I wanted to thank you for the article "The minority of a minority ?#34; Two black valedictorians at OPRF this year" by Diana Oleszczuk that appeared in the Aug. 31 issue and for the Our Views editorial: "The noble cause of student discipline."
Louisa Shannon and Sean Mitchell are two shining role models for all students but especially for black students. They have successfully navigated the honors/AP program at OPRF High School and excelled to the highest heights. Their stories and success strategies are beneficial to all students.
Holding up and reading from the article, I stood before a new group of black seventh grade algebra students and their parents in the Math Academy* at Brooks Middle School. I read to students, "You can be a good student and still be Afro-centric, have friends from other cultures ... Harvard University is the destination for Sean Mitchell, a star water polo player and football quarterback."
This article is living proof that a lot of the "hype" that black students hear about academic excellence just doesn't add up. I read to parents the sage advice that Louisa Shannon shared about the kinds of supports her parents provided for her. Louisa's parents "help me pick my classes, go to see my teachers ..., ask about my school work and what I'm studying, they read my papers."
Her words: "Minority parents should read the course selection and realize that they don't always have to accept class placements. ... Some people get tracked early and people don't expect them to do more."

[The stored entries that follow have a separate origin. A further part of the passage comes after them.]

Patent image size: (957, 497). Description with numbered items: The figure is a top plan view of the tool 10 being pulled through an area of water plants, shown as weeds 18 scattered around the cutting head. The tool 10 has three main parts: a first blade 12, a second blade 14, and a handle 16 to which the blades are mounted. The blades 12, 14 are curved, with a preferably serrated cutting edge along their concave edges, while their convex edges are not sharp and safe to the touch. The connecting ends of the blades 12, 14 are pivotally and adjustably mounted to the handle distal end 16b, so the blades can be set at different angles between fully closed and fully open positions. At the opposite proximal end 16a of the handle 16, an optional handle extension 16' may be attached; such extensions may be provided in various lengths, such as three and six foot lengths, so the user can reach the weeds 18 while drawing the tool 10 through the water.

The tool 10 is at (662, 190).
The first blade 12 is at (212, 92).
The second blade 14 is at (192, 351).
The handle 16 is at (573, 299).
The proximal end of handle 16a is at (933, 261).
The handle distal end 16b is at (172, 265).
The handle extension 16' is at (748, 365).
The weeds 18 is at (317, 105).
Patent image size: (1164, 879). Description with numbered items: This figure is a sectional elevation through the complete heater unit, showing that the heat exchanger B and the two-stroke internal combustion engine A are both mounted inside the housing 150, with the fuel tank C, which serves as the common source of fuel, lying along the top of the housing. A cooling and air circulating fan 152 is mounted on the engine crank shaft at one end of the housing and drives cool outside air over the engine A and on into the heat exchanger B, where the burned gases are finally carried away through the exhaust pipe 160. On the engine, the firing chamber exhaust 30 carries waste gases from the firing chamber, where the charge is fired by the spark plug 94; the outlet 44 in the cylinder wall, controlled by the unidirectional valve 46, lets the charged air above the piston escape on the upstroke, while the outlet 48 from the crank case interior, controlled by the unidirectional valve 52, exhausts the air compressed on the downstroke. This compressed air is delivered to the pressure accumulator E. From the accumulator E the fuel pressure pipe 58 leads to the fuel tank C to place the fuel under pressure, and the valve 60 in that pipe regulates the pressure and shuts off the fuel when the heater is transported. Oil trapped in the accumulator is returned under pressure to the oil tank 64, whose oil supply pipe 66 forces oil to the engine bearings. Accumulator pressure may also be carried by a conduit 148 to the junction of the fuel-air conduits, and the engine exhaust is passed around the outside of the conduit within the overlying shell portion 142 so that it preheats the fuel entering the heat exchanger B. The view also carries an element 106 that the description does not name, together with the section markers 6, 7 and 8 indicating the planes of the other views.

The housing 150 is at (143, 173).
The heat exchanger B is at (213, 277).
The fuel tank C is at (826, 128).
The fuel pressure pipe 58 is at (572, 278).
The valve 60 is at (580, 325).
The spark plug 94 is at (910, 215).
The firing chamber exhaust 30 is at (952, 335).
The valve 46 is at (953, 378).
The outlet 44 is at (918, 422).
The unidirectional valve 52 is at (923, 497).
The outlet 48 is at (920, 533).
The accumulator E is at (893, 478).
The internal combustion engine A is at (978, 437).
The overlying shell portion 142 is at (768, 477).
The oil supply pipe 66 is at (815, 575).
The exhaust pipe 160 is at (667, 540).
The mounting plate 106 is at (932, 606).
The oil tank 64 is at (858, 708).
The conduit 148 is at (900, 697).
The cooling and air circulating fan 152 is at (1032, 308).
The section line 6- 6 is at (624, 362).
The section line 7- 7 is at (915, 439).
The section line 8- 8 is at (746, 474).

And this point was reinforced in the Our Views editorial that stated, "African-American parents are not as savvy when it comes to working the placement system." Sounds like parent marching orders to me and this information has been tried and found true.
So our 90-minute discussion began with this article and the editorial as teaching tools, and this was just our first lesson using both. We have yet to discuss work ethic and the importance of service to the community or how one becomes savvy about placement. These pieces are just chock full of lessons for students and parents. So we have new resources that we will use with every group of our students.
Thanks to the author, Diana Oleszczuk and to the editor. It isn't every day that an article and an editorial become teaching tools for students and parents.
*The Math Academy is a parent volunteer effort whose aim is to increase the number of black students from Brooks Middle School in honors math at OPRF.